In particular, the plan includes students being taught “life-saving actions,” a step up in security for so-called “vulnerable spaces,” as well as live drills.

The measures were introduced by Education Minister Najat Vallaud-Belkacem and Interior Minister Bernard Cazeneuve, and they are set to improve security at school upon the students’ return.

So what are those protective measures for schools?

First of all, three “mock attacks” are set to be carried out at schools during the year. Earlier, there used to be two exercises on security. The first of the “mock attacks” will happen before Halloween.

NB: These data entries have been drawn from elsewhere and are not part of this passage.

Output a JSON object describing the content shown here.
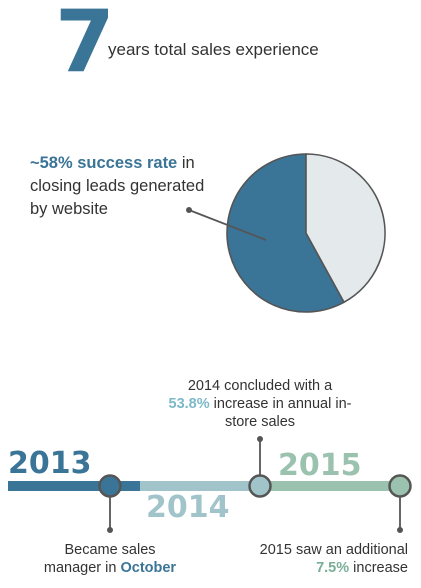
{
  "headline": {
    "number": "7",
    "label": "years total sales experience"
  },
  "pie": {
    "highlight": "~58% success rate",
    "caption_rest": " in closing leads generated by website"
  },
  "chart_data": {
    "type": "pie",
    "slices": [
      {
        "value": 58,
        "color": "#3a7496"
      },
      {
        "value": 42,
        "color": "#e4eaec"
      }
    ]
  },
  "timeline": {
    "years": [
      {
        "label": "2013",
        "color": "#3a7496"
      },
      {
        "label": "2014",
        "color": "#a0c4c9"
      },
      {
        "label": "2015",
        "color": "#9ac2ae"
      }
    ],
    "note_2013": {
      "prefix": "Became sales manager in ",
      "highlight": "October"
    },
    "note_2014": {
      "line1": "2014 concluded with a",
      "highlight": "53.8%",
      "suffix": " increase in annual in-store sales"
    },
    "note_2015": {
      "prefix": "2015 saw an additional",
      "highlight": "7.5%",
      "suffix": " increase"
    }
  },
  "colors": {
    "dark_blue": "#3a7496",
    "light_teal": "#a0c4c9",
    "sage": "#9ac2ae",
    "pie_light": "#e4eaec",
    "connector": "#555555"
  }
}
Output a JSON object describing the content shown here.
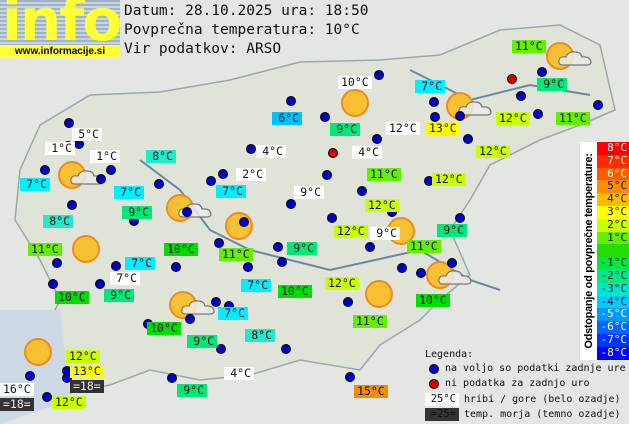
{
  "header": {
    "logo_text": "info",
    "site": "www.informacije.si",
    "date_line": "Datum: 28.10.2025 ura: 18:50",
    "avg_line": "Povprečna temperatura: 10°C",
    "source_line": "Vir podatkov: ARSO"
  },
  "colors": {
    "t16": "#ffffff",
    "t15": "#f28c00",
    "t13": "#ffff00",
    "t12": "#ccff00",
    "t11": "#66ee00",
    "t10": "#00dd00",
    "t9": "#00e87a",
    "t8": "#22e8cc",
    "t7": "#00eeff",
    "t6": "#00c0ff",
    "white": "#ffffff",
    "sea": "#333333",
    "station_ok": "#0000cc",
    "station_missing": "#dd0000",
    "sun": "#f7c133"
  },
  "stations": [
    {
      "t": "11°C",
      "c": "t11"
    },
    {
      "t": "9°C",
      "c": "t9"
    },
    {
      "t": "10°C",
      "c": "white"
    },
    {
      "t": "7°C",
      "c": "t7"
    },
    {
      "t": "6°C",
      "c": "t6"
    },
    {
      "t": "9°C",
      "c": "t9"
    },
    {
      "t": "12°C",
      "c": "white"
    },
    {
      "t": "13°C",
      "c": "t13"
    },
    {
      "t": "12°C",
      "c": "t12"
    },
    {
      "t": "11°C",
      "c": "t11"
    },
    {
      "t": "5°C",
      "c": "white"
    },
    {
      "t": "1°C",
      "c": "white"
    },
    {
      "t": "1°C",
      "c": "white"
    },
    {
      "t": "8°C",
      "c": "t8"
    },
    {
      "t": "4°C",
      "c": "white"
    },
    {
      "t": "4°C",
      "c": "white"
    },
    {
      "t": "12°C",
      "c": "t12"
    },
    {
      "t": "7°C",
      "c": "t7"
    },
    {
      "t": "11°C",
      "c": "t11"
    },
    {
      "t": "2°C",
      "c": "white"
    },
    {
      "t": "7°C",
      "c": "t7"
    },
    {
      "t": "7°C",
      "c": "t7"
    },
    {
      "t": "9°C",
      "c": "white"
    },
    {
      "t": "12°C",
      "c": "t12"
    },
    {
      "t": "9°C",
      "c": "t9"
    },
    {
      "t": "12°C",
      "c": "t12"
    },
    {
      "t": "8°C",
      "c": "t8"
    },
    {
      "t": "12°C",
      "c": "t12"
    },
    {
      "t": "9°C",
      "c": "white"
    },
    {
      "t": "9°C",
      "c": "t9"
    },
    {
      "t": "11°C",
      "c": "t11"
    },
    {
      "t": "10°C",
      "c": "t10"
    },
    {
      "t": "11°C",
      "c": "t11"
    },
    {
      "t": "9°C",
      "c": "t9"
    },
    {
      "t": "11°C",
      "c": "t11"
    },
    {
      "t": "7°C",
      "c": "t7"
    },
    {
      "t": "7°C",
      "c": "white"
    },
    {
      "t": "12°C",
      "c": "t12"
    },
    {
      "t": "10°C",
      "c": "t10"
    },
    {
      "t": "9°C",
      "c": "t9"
    },
    {
      "t": "7°C",
      "c": "t7"
    },
    {
      "t": "10°C",
      "c": "t10"
    },
    {
      "t": "10°C",
      "c": "t10"
    },
    {
      "t": "7°C",
      "c": "t7"
    },
    {
      "t": "11°C",
      "c": "t11"
    },
    {
      "t": "10°C",
      "c": "t10"
    },
    {
      "t": "9°C",
      "c": "t9"
    },
    {
      "t": "8°C",
      "c": "t8"
    },
    {
      "t": "12°C",
      "c": "t12"
    },
    {
      "t": "13°C",
      "c": "t13"
    },
    {
      "t": "=18=",
      "c": "sea"
    },
    {
      "t": "16°C",
      "c": "white"
    },
    {
      "t": "12°C",
      "c": "t12"
    },
    {
      "t": "=18=",
      "c": "sea"
    },
    {
      "t": "9°C",
      "c": "t9"
    },
    {
      "t": "4°C",
      "c": "white"
    },
    {
      "t": "15°C",
      "c": "t15"
    }
  ],
  "scale": {
    "title": "Odstopanje od povprečne temperature:",
    "steps": [
      {
        "t": "8°C",
        "c": "#ff0000",
        "fg": "#fff"
      },
      {
        "t": "7°C",
        "c": "#ff2a00",
        "fg": "#ffd"
      },
      {
        "t": "6°C",
        "c": "#ff5a00",
        "fg": "#ffd"
      },
      {
        "t": "5°C",
        "c": "#ff8c00",
        "fg": "#111"
      },
      {
        "t": "4°C",
        "c": "#ffbb00",
        "fg": "#111"
      },
      {
        "t": "3°C",
        "c": "#ffff00",
        "fg": "#111"
      },
      {
        "t": "2°C",
        "c": "#ccff00",
        "fg": "#111"
      },
      {
        "t": "1°C",
        "c": "#66ee00",
        "fg": "#111"
      },
      {
        "t": "",
        "c": "#22dd00",
        "fg": "#111"
      },
      {
        "t": "-1°C",
        "c": "#00e844",
        "fg": "#111"
      },
      {
        "t": "-2°C",
        "c": "#00e888",
        "fg": "#111"
      },
      {
        "t": "-3°C",
        "c": "#00e8cc",
        "fg": "#111"
      },
      {
        "t": "-4°C",
        "c": "#00ccff",
        "fg": "#111"
      },
      {
        "t": "-5°C",
        "c": "#0099ff",
        "fg": "#fff"
      },
      {
        "t": "-6°C",
        "c": "#0066ff",
        "fg": "#fff"
      },
      {
        "t": "-7°C",
        "c": "#0033ff",
        "fg": "#fff"
      },
      {
        "t": "-8°C",
        "c": "#0000ff",
        "fg": "#fff"
      }
    ]
  },
  "legend": {
    "title": "Legenda:",
    "blue": "na voljo so podatki zadnje ure",
    "red": "ni podatka za zadnjo uro",
    "hill_sample": "25°C",
    "hill": "hribi / gore (belo ozadje)",
    "sea_sample": "=25=",
    "sea": "temp. morja (temno ozadje)"
  }
}
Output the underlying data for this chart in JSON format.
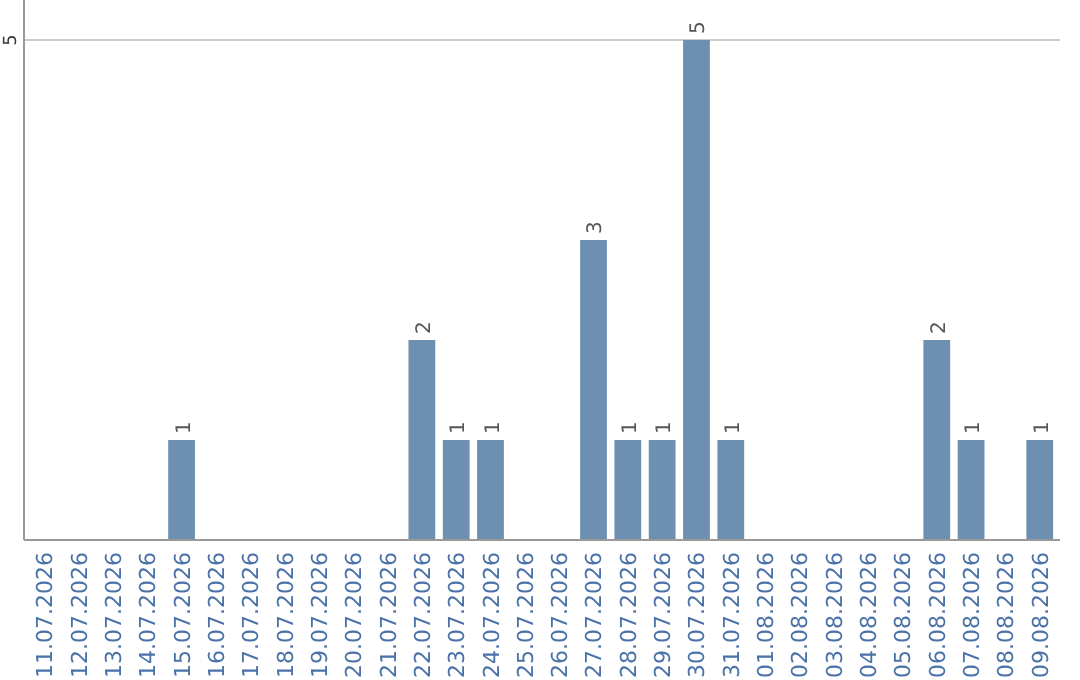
{
  "chart_data": {
    "type": "bar",
    "categories": [
      "11.07.2026",
      "12.07.2026",
      "13.07.2026",
      "14.07.2026",
      "15.07.2026",
      "16.07.2026",
      "17.07.2026",
      "18.07.2026",
      "19.07.2026",
      "20.07.2026",
      "21.07.2026",
      "22.07.2026",
      "23.07.2026",
      "24.07.2026",
      "25.07.2026",
      "26.07.2026",
      "27.07.2026",
      "28.07.2026",
      "29.07.2026",
      "30.07.2026",
      "31.07.2026",
      "01.08.2026",
      "02.08.2026",
      "03.08.2026",
      "04.08.2026",
      "05.08.2026",
      "06.08.2026",
      "07.08.2026",
      "08.08.2026",
      "09.08.2026"
    ],
    "values": [
      0,
      0,
      0,
      0,
      1,
      0,
      0,
      0,
      0,
      0,
      0,
      2,
      1,
      1,
      0,
      0,
      3,
      1,
      1,
      5,
      1,
      0,
      0,
      0,
      0,
      0,
      2,
      1,
      0,
      1
    ],
    "value_labels": [
      null,
      null,
      null,
      null,
      "1",
      null,
      null,
      null,
      null,
      null,
      null,
      "2",
      "1",
      "1",
      null,
      null,
      "3",
      "1",
      "1",
      "5",
      "1",
      null,
      null,
      null,
      null,
      null,
      "2",
      "1",
      null,
      "1"
    ],
    "color": "#6d8fb0",
    "ylim": [
      0,
      5.4
    ],
    "yticks": [
      5
    ],
    "grid": "y"
  }
}
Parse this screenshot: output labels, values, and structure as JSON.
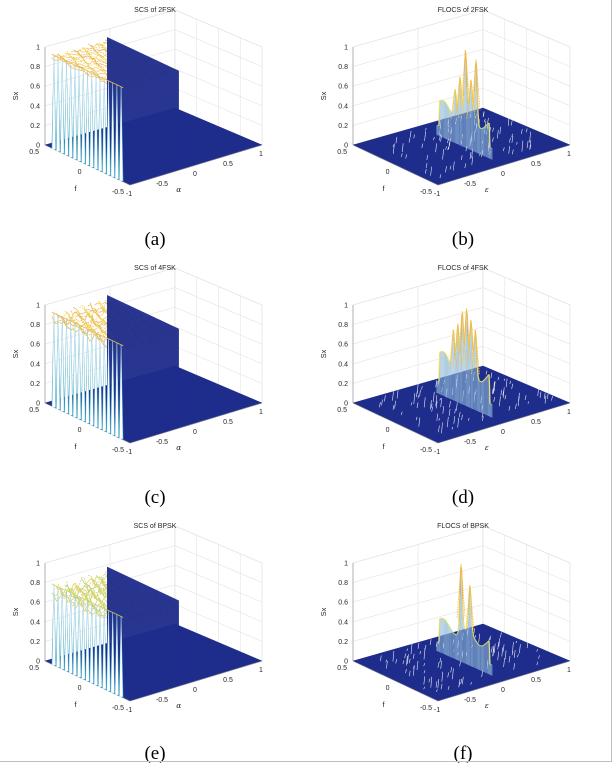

One of the drills is set to involve an “intrusion-type” attack. During the 45-minute exercise, students will have to barricade themselves in the classroom, move away from doors, walls and windows, turn off the lights, and stay as silent as possible. Children will also be asked to lie or sit on the ground for 20 to 30 minutes, the document said.

The warning given in this type of situation "must be different from the fire alarm" and "should be heard," it added.

Also, on the day before the return to schools, authorities are set to test sending an SMS alert warning students and staff about an attack.

Another measure will be teaching students and staff “life-saving” techniques to improve the "resilience capacities," that is to say "the ability not to be surprised and to have good reactions." Further details about this point will be made precise “before the return to school.”

Thirdly, special attention will be paid to securing "particularly vulnerable areas of schools" (for example, isolated access, especially exposed facades). Also, street supervision in the close proximity of schools will be stepped up.

The document also tackles the importance of informing parents, as well as students, of the new guidelines.

Last but not least, the text says that a particular attention should be paid to monitoring students and staff "reported to have entered a process of radicalization."

For the most sensitive situations, school leaders would be informed "to study the conditions of schooling and educational follow-up of these young people."

The same step is intended for school staff.

Over the past year, France has seen a growing number of attacks all over the country.

Last month, two attackers slit a priest’s throat in the north of France, taking several worshipers hostage, while in Nice on Bastille Day, 85 people were killed, after a truck driven by an IS sympathizer plowed through a crowd during the celebrations.